WASHINGTON -- White House counterterrorism adviser John Brennan appeared on three separate Sunday morning programs to discuss the administration's efforts against al Qaeda a year after President Barack Obama ordered the raid that killed Osama bin Laden.
"We're on the path towards al Qaeda's destruction, and the president has committed that we're not going to rest until al Qaeda is destroyed as an organization," Brennan told CNN's "State of the Union with Candy Crowley." "We're not going to relent until they're brought to justice one way or the other. We demonstrated the ability to do that with bin Laden."
Last week, the Obama campaign team released a video lauding the dramatic May 2, 2011, raid on bin Laden's compound in Abbottabad, Pakistan, and suggesting that Mitt Romney, the prospective GOP presidential nominee, would not have done the same. The campaign video drew strong criticism from the Romney camp as well as from Sen. John McCain (R-Ariz.), a Romney supporter and Obama's opponent in the 2008 election.
Crowley of CNN, George Stephanopoulos of ABC's "This Week" and Chris Wallace of "Fox News Sunday" each tried to pin Brennan down on whether he believed Romney would have ordered bin Laden's killing had he had the chance.
"I don't do politics. I'm not a Democrat or a Republican," Brennan told Wallace in a statement echoed across the other programs, apparently responding to those accusing the president of politicizing the raid. "I just try to do what I can to keep the American people safe."
Still, Brennan made sure to burnish Obama's tough-on-terror image. "President Obama made the decision that brought Osama bin Laden to justice," he told CNN. "It was a tough decision, as we know the evidence was not there as far as an ironclad case. A lot of it was circumstantial. I just know that President Obama, when the time came for him to make a momentous decision like that, he took the action that did bring bin Laden to justice."
"It is something that I think was overdue," Brennan said on Fox News. "I'm glad we seized the opportunity when we had it so bin Laden could kill no more."

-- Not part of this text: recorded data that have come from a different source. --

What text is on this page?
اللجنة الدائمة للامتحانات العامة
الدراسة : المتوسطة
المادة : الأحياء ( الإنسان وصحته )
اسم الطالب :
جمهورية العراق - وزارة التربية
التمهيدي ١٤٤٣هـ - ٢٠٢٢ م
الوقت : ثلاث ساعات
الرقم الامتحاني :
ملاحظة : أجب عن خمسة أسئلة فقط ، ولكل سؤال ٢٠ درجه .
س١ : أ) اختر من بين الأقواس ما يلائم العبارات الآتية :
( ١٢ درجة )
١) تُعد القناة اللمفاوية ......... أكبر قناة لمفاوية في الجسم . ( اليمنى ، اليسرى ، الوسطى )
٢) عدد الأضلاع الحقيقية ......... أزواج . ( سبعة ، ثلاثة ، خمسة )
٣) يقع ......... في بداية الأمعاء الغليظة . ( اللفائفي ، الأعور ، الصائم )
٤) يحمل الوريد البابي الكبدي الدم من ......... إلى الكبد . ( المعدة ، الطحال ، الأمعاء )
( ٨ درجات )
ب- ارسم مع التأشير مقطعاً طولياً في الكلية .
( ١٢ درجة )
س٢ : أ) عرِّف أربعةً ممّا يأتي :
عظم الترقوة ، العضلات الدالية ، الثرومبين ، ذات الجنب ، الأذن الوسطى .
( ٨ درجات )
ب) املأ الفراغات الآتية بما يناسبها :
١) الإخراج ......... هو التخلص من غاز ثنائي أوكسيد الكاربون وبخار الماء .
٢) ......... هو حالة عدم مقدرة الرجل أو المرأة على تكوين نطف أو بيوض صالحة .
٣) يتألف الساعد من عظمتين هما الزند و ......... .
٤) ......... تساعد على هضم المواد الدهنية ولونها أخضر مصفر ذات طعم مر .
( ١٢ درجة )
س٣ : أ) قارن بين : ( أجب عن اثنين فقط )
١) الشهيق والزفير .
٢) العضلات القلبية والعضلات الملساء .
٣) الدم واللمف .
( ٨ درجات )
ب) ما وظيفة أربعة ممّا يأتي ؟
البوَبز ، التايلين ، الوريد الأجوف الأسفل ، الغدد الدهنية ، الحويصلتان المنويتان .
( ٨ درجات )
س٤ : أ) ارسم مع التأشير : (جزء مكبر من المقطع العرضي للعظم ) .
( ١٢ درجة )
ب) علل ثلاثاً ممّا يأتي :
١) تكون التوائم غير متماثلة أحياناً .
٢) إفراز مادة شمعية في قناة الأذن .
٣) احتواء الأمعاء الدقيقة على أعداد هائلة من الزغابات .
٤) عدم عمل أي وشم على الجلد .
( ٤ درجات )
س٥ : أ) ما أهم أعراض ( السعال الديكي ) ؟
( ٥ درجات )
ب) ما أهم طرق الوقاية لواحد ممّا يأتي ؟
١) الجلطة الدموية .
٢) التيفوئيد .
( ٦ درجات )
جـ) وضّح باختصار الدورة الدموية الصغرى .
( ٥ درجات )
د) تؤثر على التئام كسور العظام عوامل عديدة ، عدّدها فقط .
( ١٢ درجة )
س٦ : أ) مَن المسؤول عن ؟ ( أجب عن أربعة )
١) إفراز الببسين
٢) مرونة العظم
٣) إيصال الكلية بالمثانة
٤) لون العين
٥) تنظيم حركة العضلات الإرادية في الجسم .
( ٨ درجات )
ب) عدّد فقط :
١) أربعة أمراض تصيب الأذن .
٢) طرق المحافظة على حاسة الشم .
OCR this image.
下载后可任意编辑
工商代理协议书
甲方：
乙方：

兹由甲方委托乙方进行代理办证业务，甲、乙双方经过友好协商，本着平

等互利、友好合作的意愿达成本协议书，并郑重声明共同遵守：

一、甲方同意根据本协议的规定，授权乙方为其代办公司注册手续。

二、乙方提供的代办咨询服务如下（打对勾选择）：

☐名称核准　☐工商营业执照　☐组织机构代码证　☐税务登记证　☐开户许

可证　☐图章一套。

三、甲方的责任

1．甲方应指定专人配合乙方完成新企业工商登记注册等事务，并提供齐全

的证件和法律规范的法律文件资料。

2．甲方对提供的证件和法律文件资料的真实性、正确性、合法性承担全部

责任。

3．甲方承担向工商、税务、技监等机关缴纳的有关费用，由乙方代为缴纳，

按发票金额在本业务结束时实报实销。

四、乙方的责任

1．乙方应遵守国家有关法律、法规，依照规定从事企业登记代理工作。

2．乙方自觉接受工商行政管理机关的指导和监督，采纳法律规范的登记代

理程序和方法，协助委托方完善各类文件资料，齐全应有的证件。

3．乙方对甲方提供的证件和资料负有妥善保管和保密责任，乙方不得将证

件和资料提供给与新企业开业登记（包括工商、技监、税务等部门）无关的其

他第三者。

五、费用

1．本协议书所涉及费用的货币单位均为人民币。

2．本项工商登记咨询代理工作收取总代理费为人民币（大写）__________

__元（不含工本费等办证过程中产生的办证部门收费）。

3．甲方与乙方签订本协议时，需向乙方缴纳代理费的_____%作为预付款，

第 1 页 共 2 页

Looking to the post-bin Laden world, Brennan spent time on each program stressing the importance of U.S. drones along the Afghanistan-Pakistan border as well as in Yemen, where they were used to kill Anwar al-Awlaki, an American citizen who served as a propagandist for Al Qaeda in the Arabian Peninsula. Al-Awlaki helped train the so-called underwear bomber, who tried to set off a bomb while on a plane over the United States on Christmas Day 2009.
The drone "is a tremendously capable tool to use against the terrorists abroad," Brennan said on Fox News. "It has capability to monitor [terror suspects'] activities. It provides a good insight to our intelligence analysts and operators." He added, "It has the capability to carry out strikes as well."
With those strikes, however, have come civilian casualties that have frayed U.S. relations with the Afghan, Pakistani and Yemeni governments, which are caught between supporting American anti-terrorism efforts and responding to their own restive populations.
"We've been very judicious in working with our partners to try to be surgical in terms of addressing those terrorist threats," Brennan told ABC. "The president has told us we want to make sure that we protect the American people, and unfortunately, sometimes you have to take life to save lives."